We love our electronics in this house. I have mentioned that before. We play video games, we have Kindle Fire and family movie nights. Given a choice between television and video games or apps, I will always choose the latter.
More than anything else that appeals to me about tablets is their ability to teach when we’re not doing sit-down learning.
We believe very strongly in our family about the importance of memorization and having a handy reference of facts in our heads. I write about this often. (Hence the term the classical unschooler!) What I don’t fuss over though is how those facts get there.
Most of the time the children learn these facts while playing on their tablet, thanks to these apps. Most of these are my absolute favorites.
My all time favorite app! Everyone in the family enjoys this one. And my kids can play it for hours. They learn about different landmarks in every state, which state borders which state and also where each of the fifty states are on a map of United States.
A step up from Stack the States and a little bit harder. Here the “stack” for winning has to be much taller. Well, guess what? They can do it. When a challenge is presented as a game, my kids have no problem with it. My four year old who can’t read yet can put all 50 states in the right places. Go figure.
This is just like the above, except here you learn a little bit about all the countries of the world and you learn where they go in their rightful continent. Occasionally, I will get a question from my children that I have to admit I know nothing about. Eeep. It’s time for me to play on the Fire when they’re in bed.

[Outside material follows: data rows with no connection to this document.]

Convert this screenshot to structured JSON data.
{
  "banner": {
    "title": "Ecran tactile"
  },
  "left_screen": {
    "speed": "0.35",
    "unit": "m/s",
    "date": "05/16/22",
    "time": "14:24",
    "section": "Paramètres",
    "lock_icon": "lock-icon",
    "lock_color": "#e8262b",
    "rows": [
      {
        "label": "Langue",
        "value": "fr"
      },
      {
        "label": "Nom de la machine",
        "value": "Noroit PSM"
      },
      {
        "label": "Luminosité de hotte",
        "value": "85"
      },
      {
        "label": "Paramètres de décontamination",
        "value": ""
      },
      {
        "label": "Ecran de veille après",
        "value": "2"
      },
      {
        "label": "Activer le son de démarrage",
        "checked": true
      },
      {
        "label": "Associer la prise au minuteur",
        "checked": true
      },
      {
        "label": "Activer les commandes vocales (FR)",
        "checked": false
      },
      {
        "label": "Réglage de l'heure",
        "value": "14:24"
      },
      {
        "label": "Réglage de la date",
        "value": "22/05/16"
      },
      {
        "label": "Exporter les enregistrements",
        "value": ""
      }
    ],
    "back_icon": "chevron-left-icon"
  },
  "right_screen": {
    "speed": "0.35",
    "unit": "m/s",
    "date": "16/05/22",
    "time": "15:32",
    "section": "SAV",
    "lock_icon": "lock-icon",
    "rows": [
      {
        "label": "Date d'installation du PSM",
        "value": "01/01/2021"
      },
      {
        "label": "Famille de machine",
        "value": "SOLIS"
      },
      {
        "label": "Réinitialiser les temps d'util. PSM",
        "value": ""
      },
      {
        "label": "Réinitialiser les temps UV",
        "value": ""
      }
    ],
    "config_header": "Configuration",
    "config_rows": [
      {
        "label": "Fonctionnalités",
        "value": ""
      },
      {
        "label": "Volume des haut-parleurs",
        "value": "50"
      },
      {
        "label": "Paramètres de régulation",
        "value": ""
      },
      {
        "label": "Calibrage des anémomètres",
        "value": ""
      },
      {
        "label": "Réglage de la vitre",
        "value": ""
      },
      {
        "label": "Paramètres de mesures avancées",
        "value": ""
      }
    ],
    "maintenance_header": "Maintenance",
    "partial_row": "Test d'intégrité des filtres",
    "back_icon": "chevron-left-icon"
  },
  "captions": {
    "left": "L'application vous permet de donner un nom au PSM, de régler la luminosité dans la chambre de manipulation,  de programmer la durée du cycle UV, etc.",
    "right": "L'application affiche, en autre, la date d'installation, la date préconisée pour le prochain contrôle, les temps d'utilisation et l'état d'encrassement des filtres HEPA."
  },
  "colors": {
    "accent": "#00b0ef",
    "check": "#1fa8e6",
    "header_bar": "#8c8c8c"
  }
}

This one is fun! If you’ve seen my crazy children memorize the President’s song from the Classical Conversations CD, you can tell that they’re really into historical trivia. In Presidents Vs. Aliens, they search through their knowledge and add to it by identifying if the game is talking about a president or an alien. It is made by the creator of Stack the States and Stack the Countries.
Now, this is very clearly an educational game. But that does not mean it’s not fun! It’s just that you’re not going to be able to be sneaky about it and buy it for your kids. We have this as part of our curriculum, so it’s not an issue. We love reading about sieges and medieval warfare anyway, so this fits right in. You have to solve math problems to save the numbers.